To test whether a method of fingerstick blood sample collection onto filter paper could be used as an alternative screening method in the field in settings where environmental lead contamination is a high risk.
Members of the Pediatric Mobile Team of Children's Hospital of Michigan, Detroit, collected paired venous and capillary blood samples from 120 children, aged 6 months to 6 years, who presented for services at any of 7 sites located in decaying neighborhoods of older sections of Detroit. All samples were analyzed for lead content by graphite furnace atomic absorption spectrometry.
When filter paper samples with blood lead levels of 0.48 µmol/L (10 µg/dL) or higher were compared with matched venous samples, the concordance coefficient was 0.96. The sensitivity and specificity of the filter paper samples relative to the venous samples for a cutoff of 0.48 µmol/L (10 µg/dL) or higher were 94% and 99%, respectively, with a positive predictive value of 97%. However, at a cutoff of 0.72 µmol/L (15 µg/dL), the sensitivity and specificity dropped to 75% and 98%, respectively, with filter paper samples underreporting blood lead values. At any cutoff point (0.48, 0.72, or 0.96 µmol/L [10, 15, or 20 µg/dL]), the filter paper method was highly specific for lead.

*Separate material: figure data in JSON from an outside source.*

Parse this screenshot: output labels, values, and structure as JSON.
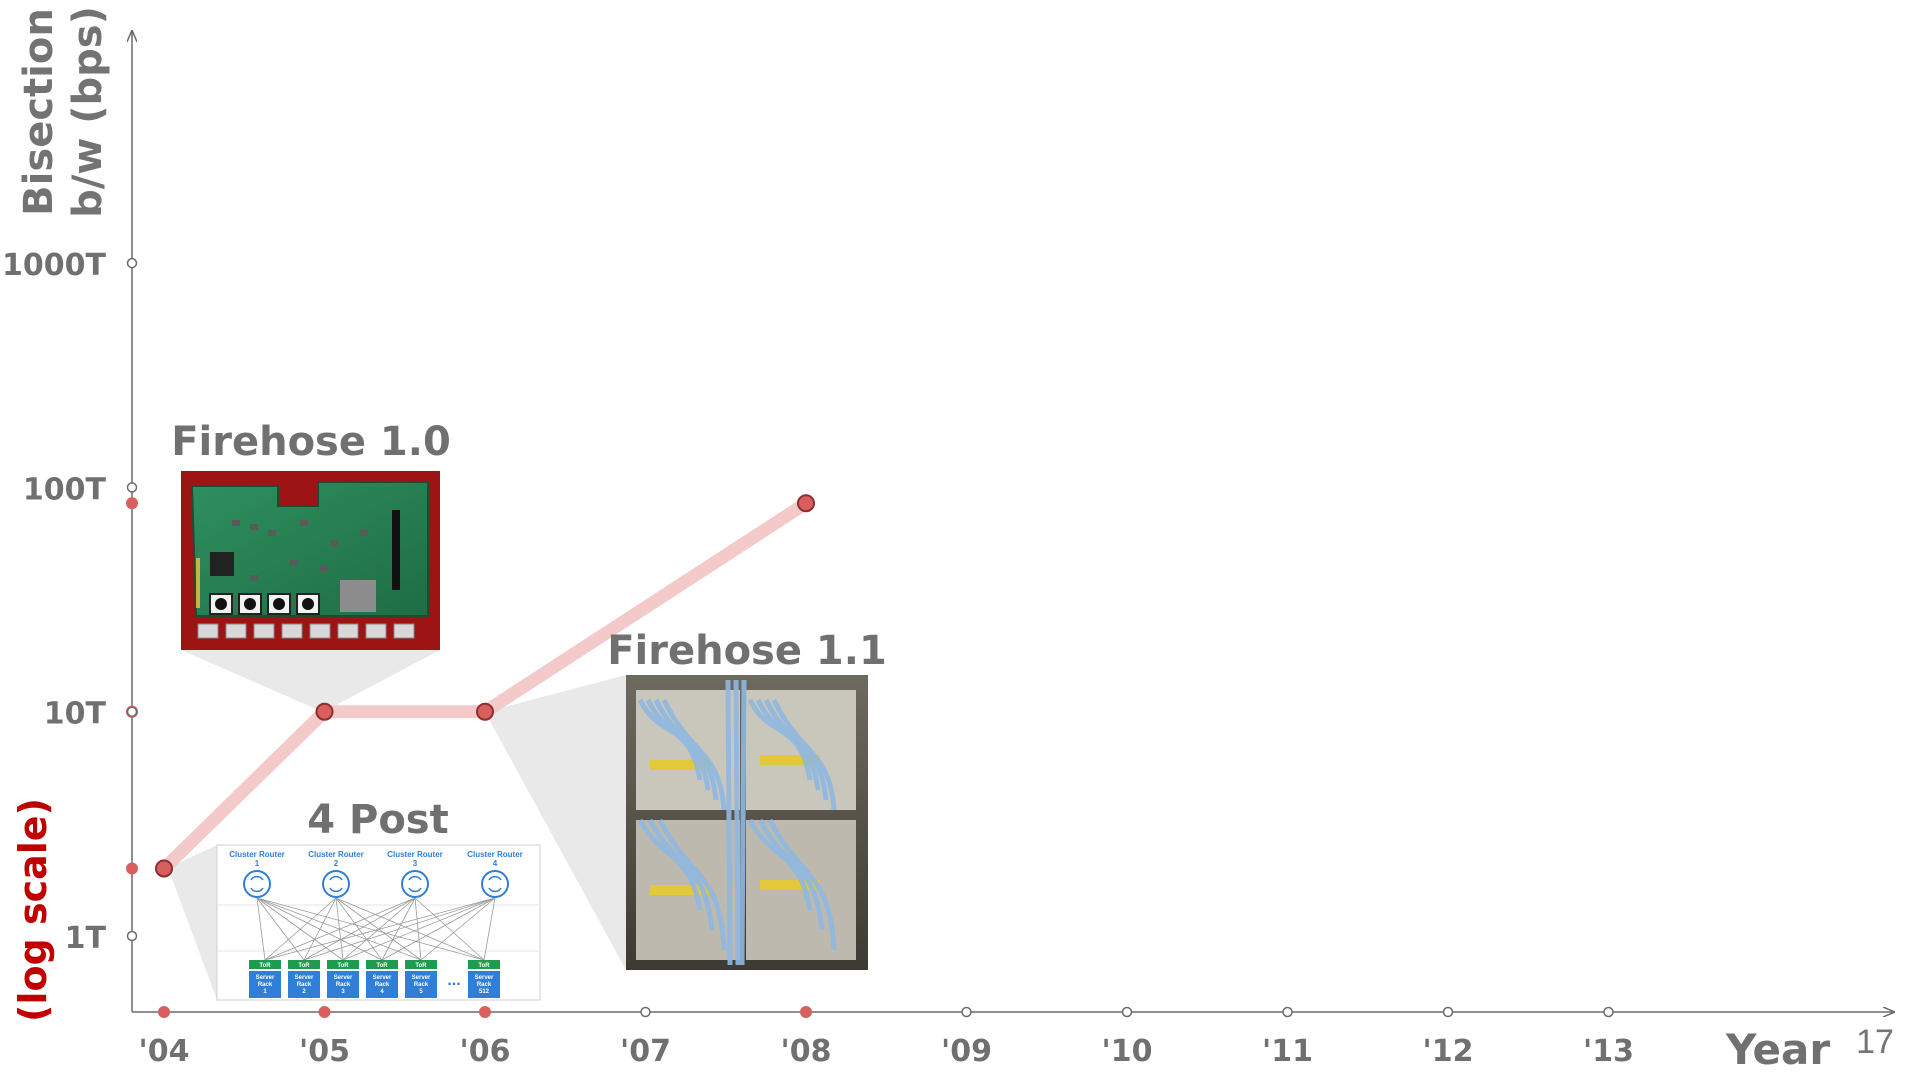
{
  "chart_data": {
    "type": "line",
    "ylabel": "Bisection b/w (bps)",
    "ylabel_lines": [
      "Bisection",
      "b/w (bps)"
    ],
    "yscale_note": "(log scale)",
    "xlabel": "Year",
    "y_scale": "log",
    "y_ticks": [
      {
        "label": "1T",
        "value": 1
      },
      {
        "label": "10T",
        "value": 10
      },
      {
        "label": "100T",
        "value": 100
      },
      {
        "label": "1000T",
        "value": 1000
      }
    ],
    "x_ticks": [
      "'04",
      "'05",
      "'06",
      "'07",
      "'08",
      "'09",
      "'10",
      "'11",
      "'12",
      "'13"
    ],
    "highlighted_years": [
      "'04",
      "'05",
      "'06",
      "'08"
    ],
    "series": [
      {
        "color": "#f4c9c9",
        "points": [
          {
            "x": "'04",
            "y": 2
          },
          {
            "x": "'05",
            "y": 10
          },
          {
            "x": "'06",
            "y": 10
          },
          {
            "x": "'08",
            "y": 85
          }
        ]
      }
    ],
    "callouts": [
      {
        "title": "Firehose 1.0",
        "anchor": "'05",
        "image": "circuit-board-photo"
      },
      {
        "title": "Firehose 1.1",
        "anchor": "'06",
        "image": "cabled-rack-photo"
      },
      {
        "title": "4 Post",
        "anchor": "'04",
        "image": "topology-diagram"
      }
    ],
    "grid": false,
    "legend": "none"
  },
  "diagram": {
    "routers": [
      {
        "label": "Cluster Router",
        "num": "1"
      },
      {
        "label": "Cluster Router",
        "num": "2"
      },
      {
        "label": "Cluster Router",
        "num": "3"
      },
      {
        "label": "Cluster Router",
        "num": "4"
      }
    ],
    "tor_label": "ToR",
    "racks": [
      {
        "label": "Server",
        "sub": "Rack",
        "num": "1"
      },
      {
        "label": "Server",
        "sub": "Rack",
        "num": "2"
      },
      {
        "label": "Server",
        "sub": "Rack",
        "num": "3"
      },
      {
        "label": "Server",
        "sub": "Rack",
        "num": "4"
      },
      {
        "label": "Server",
        "sub": "Rack",
        "num": "5"
      },
      {
        "label": "Server",
        "sub": "Rack",
        "num": "512"
      }
    ],
    "ellipsis": "..."
  },
  "slide_number": "17",
  "colors": {
    "axis": "#6b6b6b",
    "line": "#f4c9c9",
    "point_fill": "#d95f5f",
    "point_stroke": "#8a3030",
    "accent_red": "#c00000",
    "diagram_blue": "#2f7fd9",
    "diagram_green": "#1e9b4e"
  }
}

Capillary filter paper sampling is an accurate and practical alternative to venous sampling for blood lead screening using 0.48 µmol/L (10 µg/dL) as the cutoff. The filter paper method predicts levels of 0.72 µmol/L (15 µg/dL) or higher less well. The cause of divergent values above 0.72 µmol/L (15 µg/dL) is not clear. Environmental contamination of capillary filter paper, however, does not seem to be an explanation.